On 11-Dec-1997, Paul Hudak <[EMAIL PROTECTED]> wrote:
> Having participated in many previous Haskell design efforts, I must say
> that John's WWW-based system is MUCH better than straight email.  With
> email you have 16 different threads that are really hard to keep track
> of; the tree-based approach keeps things better organized.  A newsgroup
> isn't as good either, even if threaded.

Fair enough.

With regard to the delay, one small and relatively simple improvement
would be to provide a way to download the entire directory tree
(tarred & gzipped) for local browsing.  Just a suggestion...

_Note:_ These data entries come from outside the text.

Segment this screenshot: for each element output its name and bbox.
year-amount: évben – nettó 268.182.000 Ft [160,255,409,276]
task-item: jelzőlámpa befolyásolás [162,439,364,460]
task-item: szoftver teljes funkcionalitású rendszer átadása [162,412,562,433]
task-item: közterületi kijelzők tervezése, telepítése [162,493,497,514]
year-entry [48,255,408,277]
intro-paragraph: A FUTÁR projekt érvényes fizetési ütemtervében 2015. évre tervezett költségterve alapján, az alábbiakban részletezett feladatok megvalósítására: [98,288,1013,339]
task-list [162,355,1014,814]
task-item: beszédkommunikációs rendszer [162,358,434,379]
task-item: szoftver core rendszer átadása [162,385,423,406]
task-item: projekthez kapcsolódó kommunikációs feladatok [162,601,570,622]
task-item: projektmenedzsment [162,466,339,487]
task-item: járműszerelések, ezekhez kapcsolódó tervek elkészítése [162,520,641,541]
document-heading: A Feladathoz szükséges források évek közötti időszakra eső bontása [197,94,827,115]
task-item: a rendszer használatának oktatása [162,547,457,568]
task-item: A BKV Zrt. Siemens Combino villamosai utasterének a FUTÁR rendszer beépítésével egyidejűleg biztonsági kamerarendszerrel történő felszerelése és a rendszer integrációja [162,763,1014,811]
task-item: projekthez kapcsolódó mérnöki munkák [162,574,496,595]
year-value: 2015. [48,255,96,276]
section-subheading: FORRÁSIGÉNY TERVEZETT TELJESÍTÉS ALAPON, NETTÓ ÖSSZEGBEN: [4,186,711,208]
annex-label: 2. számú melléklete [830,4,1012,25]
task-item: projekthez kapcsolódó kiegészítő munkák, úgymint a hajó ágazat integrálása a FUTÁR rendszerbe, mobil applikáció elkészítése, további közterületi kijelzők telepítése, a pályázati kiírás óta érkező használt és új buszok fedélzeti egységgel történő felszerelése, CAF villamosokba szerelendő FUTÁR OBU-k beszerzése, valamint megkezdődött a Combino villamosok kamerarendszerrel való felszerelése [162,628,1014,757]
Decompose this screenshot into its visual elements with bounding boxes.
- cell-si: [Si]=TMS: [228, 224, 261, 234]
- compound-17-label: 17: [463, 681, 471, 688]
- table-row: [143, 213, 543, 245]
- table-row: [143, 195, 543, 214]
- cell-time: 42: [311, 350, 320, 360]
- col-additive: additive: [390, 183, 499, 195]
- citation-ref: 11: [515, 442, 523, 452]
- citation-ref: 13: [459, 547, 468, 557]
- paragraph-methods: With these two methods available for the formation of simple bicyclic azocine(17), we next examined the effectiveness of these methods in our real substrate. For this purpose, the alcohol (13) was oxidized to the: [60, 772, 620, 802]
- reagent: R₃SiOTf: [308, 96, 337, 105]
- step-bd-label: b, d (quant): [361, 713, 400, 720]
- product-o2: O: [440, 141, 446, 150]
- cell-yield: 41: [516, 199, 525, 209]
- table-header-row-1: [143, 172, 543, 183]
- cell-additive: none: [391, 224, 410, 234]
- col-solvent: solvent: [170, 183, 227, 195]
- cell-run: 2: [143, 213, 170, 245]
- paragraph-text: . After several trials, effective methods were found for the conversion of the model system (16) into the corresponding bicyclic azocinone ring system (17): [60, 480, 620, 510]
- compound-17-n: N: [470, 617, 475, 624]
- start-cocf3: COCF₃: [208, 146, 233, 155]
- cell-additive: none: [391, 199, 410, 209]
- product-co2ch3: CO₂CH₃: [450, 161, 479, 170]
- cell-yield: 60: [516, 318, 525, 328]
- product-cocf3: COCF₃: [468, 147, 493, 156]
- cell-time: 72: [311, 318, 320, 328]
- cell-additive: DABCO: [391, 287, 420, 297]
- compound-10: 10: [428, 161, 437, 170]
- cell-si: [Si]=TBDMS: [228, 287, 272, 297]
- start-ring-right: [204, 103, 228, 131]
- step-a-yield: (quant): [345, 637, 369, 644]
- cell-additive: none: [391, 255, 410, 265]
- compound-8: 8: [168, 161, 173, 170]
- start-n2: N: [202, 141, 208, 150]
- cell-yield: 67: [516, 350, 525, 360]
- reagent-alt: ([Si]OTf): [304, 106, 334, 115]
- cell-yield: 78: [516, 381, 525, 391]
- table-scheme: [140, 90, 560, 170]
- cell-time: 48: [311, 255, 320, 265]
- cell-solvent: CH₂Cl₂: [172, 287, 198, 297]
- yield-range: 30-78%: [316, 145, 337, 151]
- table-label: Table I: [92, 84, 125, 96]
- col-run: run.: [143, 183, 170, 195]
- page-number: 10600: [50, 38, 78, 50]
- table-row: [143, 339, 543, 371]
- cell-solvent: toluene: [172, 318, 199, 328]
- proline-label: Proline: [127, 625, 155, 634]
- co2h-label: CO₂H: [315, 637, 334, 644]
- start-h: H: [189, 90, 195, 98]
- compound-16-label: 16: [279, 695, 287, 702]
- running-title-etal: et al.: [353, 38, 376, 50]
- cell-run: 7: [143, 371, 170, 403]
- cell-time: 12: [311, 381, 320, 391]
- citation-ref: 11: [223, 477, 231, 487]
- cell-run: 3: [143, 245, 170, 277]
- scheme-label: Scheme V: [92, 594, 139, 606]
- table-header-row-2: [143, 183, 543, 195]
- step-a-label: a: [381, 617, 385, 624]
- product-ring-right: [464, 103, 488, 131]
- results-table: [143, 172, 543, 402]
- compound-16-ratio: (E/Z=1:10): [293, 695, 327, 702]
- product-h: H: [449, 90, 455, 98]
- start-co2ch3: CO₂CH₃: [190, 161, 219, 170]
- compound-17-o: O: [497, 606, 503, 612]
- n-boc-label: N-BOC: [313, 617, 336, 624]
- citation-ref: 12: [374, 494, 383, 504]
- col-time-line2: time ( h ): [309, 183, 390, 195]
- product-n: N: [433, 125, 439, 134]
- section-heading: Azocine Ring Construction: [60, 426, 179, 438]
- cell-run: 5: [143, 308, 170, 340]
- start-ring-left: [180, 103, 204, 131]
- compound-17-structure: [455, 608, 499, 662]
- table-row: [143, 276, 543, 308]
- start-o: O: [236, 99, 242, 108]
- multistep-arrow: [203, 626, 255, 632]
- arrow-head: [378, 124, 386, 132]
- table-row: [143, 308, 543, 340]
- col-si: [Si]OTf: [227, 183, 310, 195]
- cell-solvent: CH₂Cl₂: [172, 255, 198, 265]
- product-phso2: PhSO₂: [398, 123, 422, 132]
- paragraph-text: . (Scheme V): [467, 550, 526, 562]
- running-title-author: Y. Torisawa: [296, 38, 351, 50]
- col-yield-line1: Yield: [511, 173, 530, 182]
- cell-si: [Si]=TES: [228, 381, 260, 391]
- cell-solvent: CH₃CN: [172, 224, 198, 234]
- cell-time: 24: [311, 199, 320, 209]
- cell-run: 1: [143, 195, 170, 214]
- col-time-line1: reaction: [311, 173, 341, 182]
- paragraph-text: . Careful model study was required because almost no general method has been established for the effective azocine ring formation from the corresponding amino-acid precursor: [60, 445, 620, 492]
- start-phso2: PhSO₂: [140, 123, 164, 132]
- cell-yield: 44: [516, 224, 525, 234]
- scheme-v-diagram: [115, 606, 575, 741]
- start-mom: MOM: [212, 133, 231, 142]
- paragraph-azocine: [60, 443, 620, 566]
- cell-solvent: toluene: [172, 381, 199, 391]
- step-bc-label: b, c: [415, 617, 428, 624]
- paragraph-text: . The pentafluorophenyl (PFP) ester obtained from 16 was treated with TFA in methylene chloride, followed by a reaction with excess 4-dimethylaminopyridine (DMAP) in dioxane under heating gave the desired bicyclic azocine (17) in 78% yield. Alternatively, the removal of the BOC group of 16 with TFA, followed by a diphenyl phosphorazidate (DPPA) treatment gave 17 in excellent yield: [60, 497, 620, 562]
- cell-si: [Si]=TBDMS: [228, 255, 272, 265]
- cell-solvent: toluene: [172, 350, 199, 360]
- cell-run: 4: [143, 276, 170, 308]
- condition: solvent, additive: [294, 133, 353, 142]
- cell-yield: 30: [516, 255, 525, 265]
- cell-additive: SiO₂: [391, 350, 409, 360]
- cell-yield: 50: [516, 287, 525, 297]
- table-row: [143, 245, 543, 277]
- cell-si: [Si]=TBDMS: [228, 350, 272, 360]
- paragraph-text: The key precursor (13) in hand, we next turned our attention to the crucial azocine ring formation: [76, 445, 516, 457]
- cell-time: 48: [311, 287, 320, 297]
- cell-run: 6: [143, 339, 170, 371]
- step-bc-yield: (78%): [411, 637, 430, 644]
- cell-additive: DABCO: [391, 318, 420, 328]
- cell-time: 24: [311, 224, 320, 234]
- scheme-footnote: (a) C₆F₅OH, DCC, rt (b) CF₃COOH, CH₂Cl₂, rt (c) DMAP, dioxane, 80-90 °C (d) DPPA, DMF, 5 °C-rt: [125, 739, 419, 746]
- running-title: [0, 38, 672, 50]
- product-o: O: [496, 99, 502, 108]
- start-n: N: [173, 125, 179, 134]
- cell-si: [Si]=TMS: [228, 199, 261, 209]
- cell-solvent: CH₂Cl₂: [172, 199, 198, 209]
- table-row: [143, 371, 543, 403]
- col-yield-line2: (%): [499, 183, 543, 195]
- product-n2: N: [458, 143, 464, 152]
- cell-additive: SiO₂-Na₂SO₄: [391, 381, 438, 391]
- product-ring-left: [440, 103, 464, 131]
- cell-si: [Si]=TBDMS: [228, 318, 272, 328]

> In any case, the committee certainly did not "deliberately discourage
> the participation of those not on the committee"; indeed I'd say the
> opposite strategy was taken.  I think it's very unusual for a committee
> to open its dialogue to the world.

The committee are to be commended for that.

Sorry if my message was a bit grumpy.

ObHaskell:

        With regard to type classes, one feature that would be really
        nifty would be dynamic (run-time checked) type class membership
        tests / type conversion.  This would let you do things like
        using `show x' if x is showable, and using some reasonable
        default if it is not.  In order for this to be efficiently
        implementable, I think it is necessary to restrict instance
        declarations so that for any given type and class there is at
        most one instance declaration that could apply. 

        This feature would be another rationale for prohibiting
        overlapping instance declarations... partly because it requires
        that prohibition, in order to work efficiently, but also because
        it would actually let you do most of the useful things you can
        do with overlapping instance declarations, in an arguably
        clearer way.

-- 
Fergus Henderson <[EMAIL PROTECTED]>   |  "I have always known that the pursuit
WWW: <http://www.cs.mu.oz.au/~fjh>   |  of excellence is a lethal habit"
PGP: finger [EMAIL PROTECTED]         |     -- the last words of T. S. Garp.